Are utilities shirking responsibility?

Many Midwest utilities are under state mandates to increase their energy production from renewable sources. But instead of developing their own projects, they have turned north to satisfy the rules.

In looking to Manitoba for its hydro power, utilities such as Excel Energy from Minnesota and Wisconsin Public Service–which serves the northeast and central parts of the state–have absolved themselves from the politics of developing renewable efforts like wind farms, solar panels and dams and shoved the debate north.

Wind farms have become a pariah of renewable energy in rural Wisconsin, as people who bought land with beautiful views atop hills claim the turbines are dangerous, loud, and they don’t want them near their homes. Various proposals have come and gone to put wind turbines off the coast of the state in Lake Michigan.

Dams aren’t really an option any more south of the border. Wisconsin has the most-dammed up river in the country with more than 50 dams along the Wisconsin River’s 430 miles.

Notes one Manitoba Hydro official, “In Wisconsin, they don’t have a lot of options,” for renewable power.

Environmentalists, nonetheless, contend that the utilities are shirking their responsibility by not developing renewable possibilities on their own. Utilities say renewable energy is renewable energy no matter where it comes from. They also cleanse their guilt by agreeing that the power not come from the huge mega dams in northern Manitoba, which have erased native lands under water, although the source of energy once it gets to the states is next to impossible to determine. The power comes from northern Manitoba to a station in North Dakota and then to Duluth to help power mines in northern Minnesota. After that it comes into Wisconsin.

Utilities in Wisconsin were able to lobby the state last year to change the law in order to allow it to ink a $500 million deal with Manitoba Hydro for it to supply Wisconsin Public Service Corporation. Manitoba Hydro also has a preliminary agreement to sell $2 billion worth of power to Wisconsin Public Service Corporation starting in 2018.

Utilities in Wisconsin are required to ensure that by 2015, 10 percent of the electricity they sell will come from renewable sources. A bill that would increase that load to 25 percent by 2025 failed last year.

Illinois requires 75 percent of its renewable energy come from wind. Ohio says half of its renewable energy must come from in-state.

In 2010, Minnesota received 14 percent of its electricity – mostly hydropower – from Canada, while Wisconsin imported 3.4 percent, according to the U.S. Energy Information Administration.

Manitoba Hydro also hired lobbyists to try and make the Wisconsin bill broader to include all hydro power created in the province. The Wisconsin law requires that energy can only be counted as renewable from dams built after 2011. Manitoba Hydro happens to be spending some $5.6 billion on a generating station on the Nelson River,  and is planning another $5 billion station—the world’s largest—to be online in 2023.

Manitoba Hydro power first came to the states in North Dakota in the 1960s.

Manitoba, however, has had a long history of ignoring local input on its damming of major rivers in the far north of the province and stomping on public preferences to save major portions of its native lands.

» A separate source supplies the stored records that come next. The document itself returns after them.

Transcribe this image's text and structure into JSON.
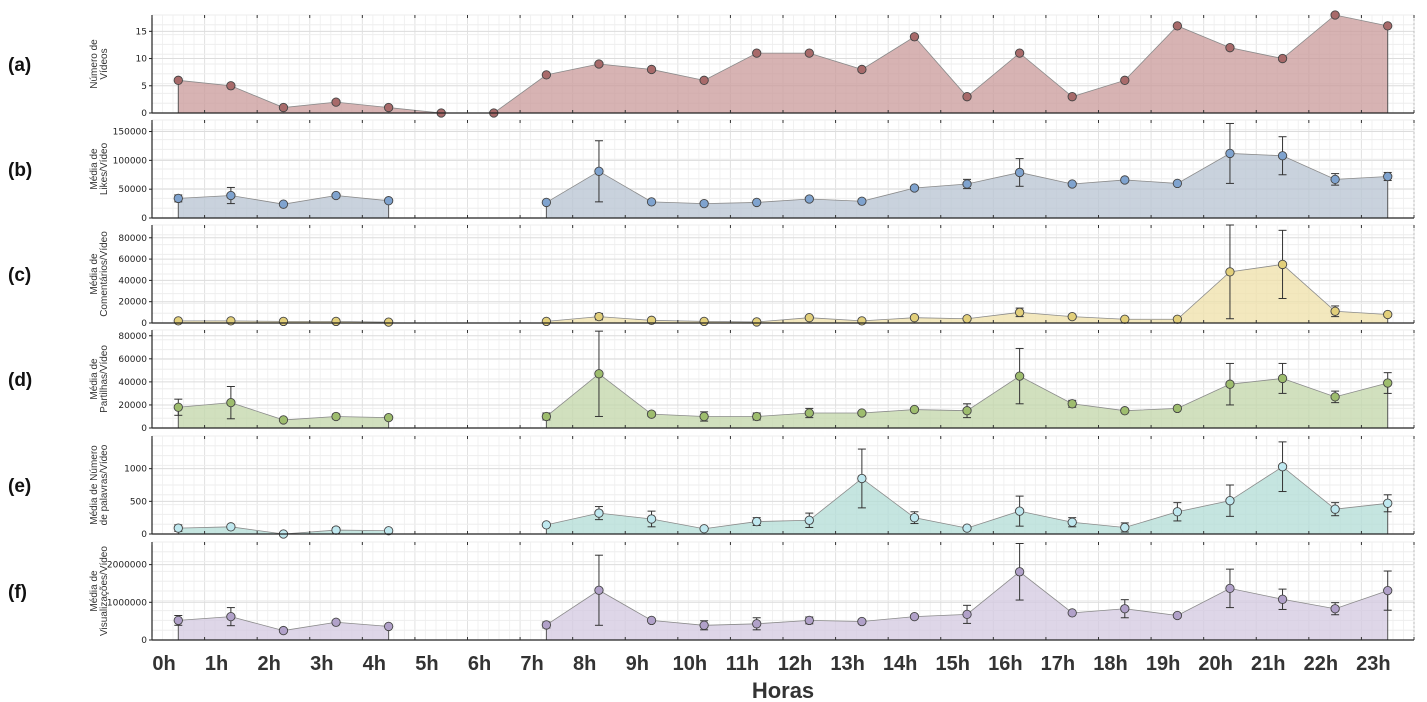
{
  "xlabel": "Horas",
  "x_tick_labels": [
    "0h",
    "1h",
    "2h",
    "3h",
    "4h",
    "5h",
    "6h",
    "7h",
    "8h",
    "9h",
    "10h",
    "11h",
    "12h",
    "13h",
    "14h",
    "15h",
    "16h",
    "17h",
    "18h",
    "19h",
    "20h",
    "21h",
    "22h",
    "23h"
  ],
  "chart_data": [
    {
      "type": "area",
      "panel_label": "(a)",
      "ylabel": [
        "Número de",
        "Vídeos"
      ],
      "ylim": [
        0,
        18
      ],
      "yticks": [
        0,
        5,
        10,
        15
      ],
      "ytick_labels": [
        "0",
        "5",
        "10",
        "15"
      ],
      "color": "#c99a9a",
      "marker_color": "#a86a6a",
      "x": [
        0.5,
        1.5,
        2.5,
        3.5,
        4.5,
        5.5,
        6.5,
        7.5,
        8.5,
        9.5,
        10.5,
        11.5,
        12.5,
        13.5,
        14.5,
        15.5,
        16.5,
        17.5,
        18.5,
        19.5,
        20.5,
        21.5,
        22.5,
        23.5
      ],
      "values": [
        6,
        5,
        1,
        2,
        1,
        0,
        0,
        7,
        9,
        8,
        6,
        11,
        11,
        8,
        14,
        3,
        11,
        3,
        6,
        16,
        12,
        10,
        18,
        16
      ],
      "errors": null,
      "segments": [
        [
          0,
          23
        ]
      ]
    },
    {
      "type": "area",
      "panel_label": "(b)",
      "ylabel": [
        "Média de",
        "Likes/Vídeo"
      ],
      "ylim": [
        0,
        170000
      ],
      "yticks": [
        0,
        50000,
        100000,
        150000
      ],
      "ytick_labels": [
        "0",
        "50000",
        "100000",
        "150000"
      ],
      "color": "#b7c3d2",
      "marker_color": "#7fa3cf",
      "x": [
        0.5,
        1.5,
        2.5,
        3.5,
        4.5,
        7.5,
        8.5,
        9.5,
        10.5,
        11.5,
        12.5,
        13.5,
        14.5,
        15.5,
        16.5,
        17.5,
        18.5,
        19.5,
        20.5,
        21.5,
        22.5,
        23.5
      ],
      "values": [
        34000,
        39000,
        24000,
        39000,
        30000,
        27000,
        81000,
        28000,
        25000,
        27000,
        33000,
        29000,
        52000,
        59000,
        79000,
        59000,
        66000,
        60000,
        112000,
        108000,
        67000,
        72000
      ],
      "errors": [
        6000,
        14000,
        0,
        0,
        0,
        0,
        53000,
        0,
        0,
        0,
        0,
        0,
        0,
        8000,
        24000,
        0,
        0,
        0,
        52000,
        33000,
        10000,
        7000
      ],
      "segments": [
        [
          0,
          4
        ],
        [
          5,
          21
        ]
      ]
    },
    {
      "type": "area",
      "panel_label": "(c)",
      "ylabel": [
        "Média de",
        "Comentários/Vídeo"
      ],
      "ylim": [
        0,
        92000
      ],
      "yticks": [
        0,
        20000,
        40000,
        60000,
        80000
      ],
      "ytick_labels": [
        "0",
        "20000",
        "40000",
        "60000",
        "80000"
      ],
      "color": "#efe0a8",
      "marker_color": "#e2cf7a",
      "x": [
        0.5,
        1.5,
        2.5,
        3.5,
        4.5,
        7.5,
        8.5,
        9.5,
        10.5,
        11.5,
        12.5,
        13.5,
        14.5,
        15.5,
        16.5,
        17.5,
        18.5,
        19.5,
        20.5,
        21.5,
        22.5,
        23.5
      ],
      "values": [
        2000,
        2000,
        1500,
        1500,
        800,
        1500,
        6000,
        2500,
        1500,
        1000,
        5000,
        2000,
        5000,
        4000,
        10000,
        6000,
        3500,
        3500,
        48000,
        55000,
        11000,
        8000
      ],
      "errors": [
        0,
        0,
        0,
        0,
        0,
        0,
        3000,
        0,
        0,
        0,
        0,
        0,
        0,
        0,
        4000,
        0,
        0,
        0,
        44000,
        32000,
        5000,
        0
      ],
      "segments": [
        [
          0,
          4
        ],
        [
          5,
          21
        ]
      ]
    },
    {
      "type": "area",
      "panel_label": "(d)",
      "ylabel": [
        "Média de",
        "Partilhas/Vídeo"
      ],
      "ylim": [
        0,
        85000
      ],
      "yticks": [
        0,
        20000,
        40000,
        60000,
        80000
      ],
      "ytick_labels": [
        "0",
        "20000",
        "40000",
        "60000",
        "80000"
      ],
      "color": "#c2d5a8",
      "marker_color": "#9ebd6e",
      "x": [
        0.5,
        1.5,
        2.5,
        3.5,
        4.5,
        7.5,
        8.5,
        9.5,
        10.5,
        11.5,
        12.5,
        13.5,
        14.5,
        15.5,
        16.5,
        17.5,
        18.5,
        19.5,
        20.5,
        21.5,
        22.5,
        23.5
      ],
      "values": [
        18000,
        22000,
        7000,
        10000,
        9000,
        10000,
        47000,
        12000,
        10000,
        10000,
        13000,
        13000,
        16000,
        15000,
        45000,
        21000,
        15000,
        17000,
        38000,
        43000,
        27000,
        39000
      ],
      "errors": [
        7000,
        14000,
        0,
        2000,
        0,
        3000,
        37000,
        2000,
        4000,
        3000,
        4000,
        0,
        0,
        6000,
        24000,
        3000,
        0,
        0,
        18000,
        13000,
        5000,
        9000
      ],
      "segments": [
        [
          0,
          4
        ],
        [
          5,
          21
        ]
      ]
    },
    {
      "type": "area",
      "panel_label": "(e)",
      "ylabel": [
        "Média de Número",
        "de palavras/Vídeo"
      ],
      "ylim": [
        0,
        1500
      ],
      "yticks": [
        0,
        500,
        1000
      ],
      "ytick_labels": [
        "0",
        "500",
        "1000"
      ],
      "color": "#b2dcd5",
      "marker_color": "#bfe8ef",
      "x": [
        0.5,
        1.5,
        2.5,
        3.5,
        4.5,
        7.5,
        8.5,
        9.5,
        10.5,
        11.5,
        12.5,
        13.5,
        14.5,
        15.5,
        16.5,
        17.5,
        18.5,
        19.5,
        20.5,
        21.5,
        22.5,
        23.5
      ],
      "values": [
        90,
        110,
        0,
        60,
        50,
        140,
        320,
        230,
        80,
        190,
        210,
        850,
        250,
        90,
        350,
        180,
        100,
        340,
        510,
        1030,
        380,
        470
      ],
      "errors": [
        50,
        0,
        0,
        40,
        0,
        0,
        100,
        120,
        0,
        60,
        110,
        450,
        90,
        0,
        230,
        70,
        70,
        140,
        240,
        380,
        100,
        130
      ],
      "segments": [
        [
          0,
          4
        ],
        [
          5,
          21
        ]
      ]
    },
    {
      "type": "area",
      "panel_label": "(f)",
      "ylabel": [
        "Média de",
        "Visualizações/Vídeo"
      ],
      "ylim": [
        0,
        2600000
      ],
      "yticks": [
        0,
        1000000,
        2000000
      ],
      "ytick_labels": [
        "0",
        "1000000",
        "2000000"
      ],
      "color": "#d3c8e0",
      "marker_color": "#b1a1c9",
      "x": [
        0.5,
        1.5,
        2.5,
        3.5,
        4.5,
        7.5,
        8.5,
        9.5,
        10.5,
        11.5,
        12.5,
        13.5,
        14.5,
        15.5,
        16.5,
        17.5,
        18.5,
        19.5,
        20.5,
        21.5,
        22.5,
        23.5
      ],
      "values": [
        520000,
        620000,
        250000,
        470000,
        360000,
        400000,
        1320000,
        520000,
        390000,
        430000,
        520000,
        490000,
        620000,
        680000,
        1810000,
        720000,
        830000,
        650000,
        1370000,
        1080000,
        830000,
        1310000
      ],
      "errors": [
        130000,
        240000,
        0,
        0,
        0,
        80000,
        930000,
        0,
        120000,
        160000,
        90000,
        0,
        0,
        240000,
        750000,
        0,
        240000,
        0,
        510000,
        270000,
        160000,
        520000
      ],
      "segments": [
        [
          0,
          4
        ],
        [
          5,
          21
        ]
      ]
    }
  ]
}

When it first began major hydro projects in the northern part of the province the early 1970s, Manitoba Hydro didn’t inform its native communities, also known as Frist Nations, its intent to move several communities that would soon be under water. It went ahead with one of the most ambitious hydro projects in the world—spending billions to divert the flow of the historic Churchill River to the Nelson River—relatively unchecked.  The Nelson River is by far the workhorse for Manitoba Hydro. Known for its high-velocity currents, it’s been all but dammed up now.

Those moves went along with the Canadian philosophy of treating First Nations as second class citizens, “assimilating” them to cities beginning in 1911 and in turn allowing alcoholism to run rampant among the newly-urbanized tribes. They also became dependent on the government for their sustenance. Since then tribes began moving back to their original communities in the 1970s and now, in some cases, will have to move again because they will be under water.

But since 2000 Manitoba Hydro has given the First Nations more of a piece of the action, which has caused mostly peace among the parties.

Like Wisconsin, 28 other states have renewable mandates and seven more have voluntary targets. Mandates range from 10 percent by 2015 in Wisconsin, to 40 percent by 2017 in Maine.

Obviously the U.S. is Manitoba Hydro’s top market also making it the second-largest energy trading partner with States.

Out east Hydro-Quebec is planning to export more energy as well. It’s in the process of $10.4 billion in new hydro plants and $7.8 billion in transmission lines. It’s trying to ink a deal to have its power go through New Hampshire, ultimately ending up in New York City.